Un face à face éprouvant entre le pasteur et l’activiste qui ne laissera personne indemne, pas même le spectateur.

Implacable et glaçant, First Reformed l’est indiscutablement tant il aborde frontalement une problématique environnementale tellement préoccupante et étayée que plus personne ne devrait encore ainsi la nier. S’il partage une même aliénation du quotidien, un même bouillonnement intérieur (imposé à nous par une voix off très présente) et un traumatisme renvoyant à celui de toute une nation, il est ici difficile de voir en Ernst Teller un sociopathe à la Travis Bickle, de ne pas prendre la mesure de ses tourments et de ne pas mettre ainsi l’église entière face à ses contradictions tant, là encore, il est difficile de ne pas voir dans la destruction massive du vivant que nous connaissons un affront envers la création de Dieu et donc un péché des plus graves. Nous pardonnera-t-il d’avoir ainsi souillé le monde ? Et si oui, pourquoi ne le ferait-il pas également pour les terribles actes que s’apprête à accomplir le pasteur Teller pour tenter de protéger ce monde ? Afin d’enfoncer encore davantage le clou de cette vérité qui n’en finit pas de déranger, Schrader fait enfiler à son nouveau martyr le gilet caractéristique du grand ennemi (auto)proclamé de l’Occident, soulevant ainsi une lourde question : qu’en sera-t-il de la condamnation morale d’un écoterrorisme qui finira fatalement par arriver si l’apocalypse climatique que nous avons déjà commencé à vivre continue ainsi de se poursuivre ? Au terme de cette accablante démonstration, on peut toujours penser que Paul Schrader, au sommet de son Art, nous laisse avec plus de questions que de réponses, mais c’est sûrement parce que celles-ci sont trop douloureuses pour être envisagées. Quoiqu’il en soit, le cinéaste choisit pour le moment de déjouer la fatalité de son récit en accordant une rédemption à son héros torturé via le personnage incarné par Amanda Seyfried, véritablement enceinte lors du tournage, dont le nom est sans équivoque. Comme quoi, ce titre français un brin lourd n’est pas non plus à côté de la plaque et reflète bien la complexité de First Reformed (un titre qui laisse davantage un goût de souffre…), un film uppercut qui laisse KO mais qui n’est pas non plus désespéré.
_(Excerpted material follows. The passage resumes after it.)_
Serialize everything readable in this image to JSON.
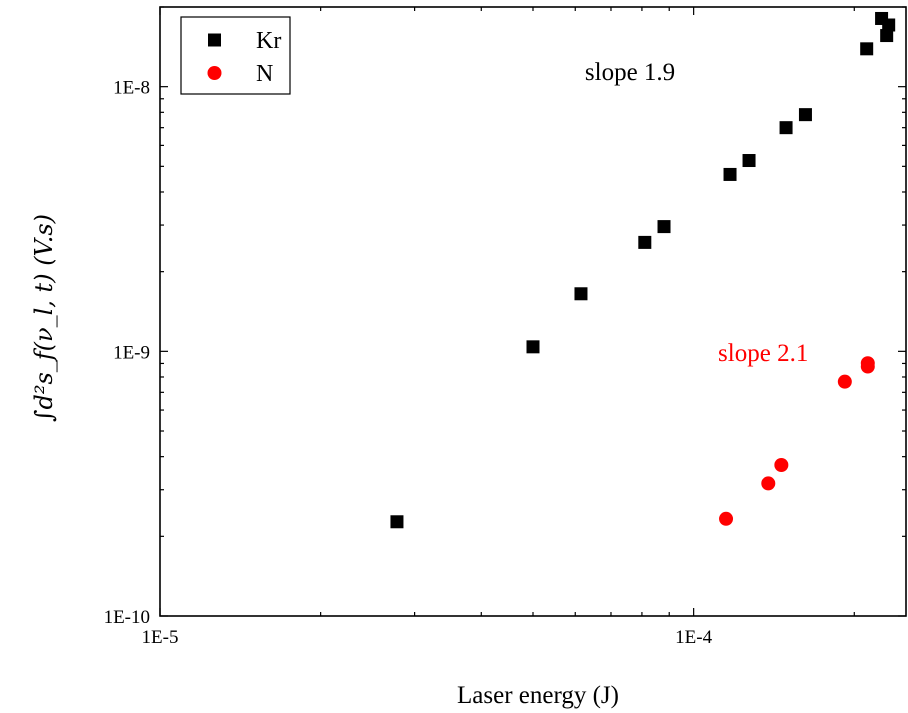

Pour ma part, depuis cette soirée d’hiver d’une année 2020 qui ne faisait que commencer, ce film n’a jamais cessé de me hanter, continuant de m’accompagner face à mes propres contradictions qui sont certainement aussi les vôtres. Si First Reformed peut être légitiment vu comme un pamphlet œcuménique ou une prière solennelle d’un artiste dans l’exercice de ses fonctions, il serait, là encore à l’instar du Silence de Scorsese, tragique de le réduire à une œuvre religieuse. Paul Schrader est évidemment davantage prosélyte sur une posture de réflexion et de combat qui s’oppose d’ailleurs aux institutions corrompues des religions elles-mêmes. A part celle du capitalisme, aucune ne saurait justifier que ce que nous avons fait à notre planète puisse être pardonnable.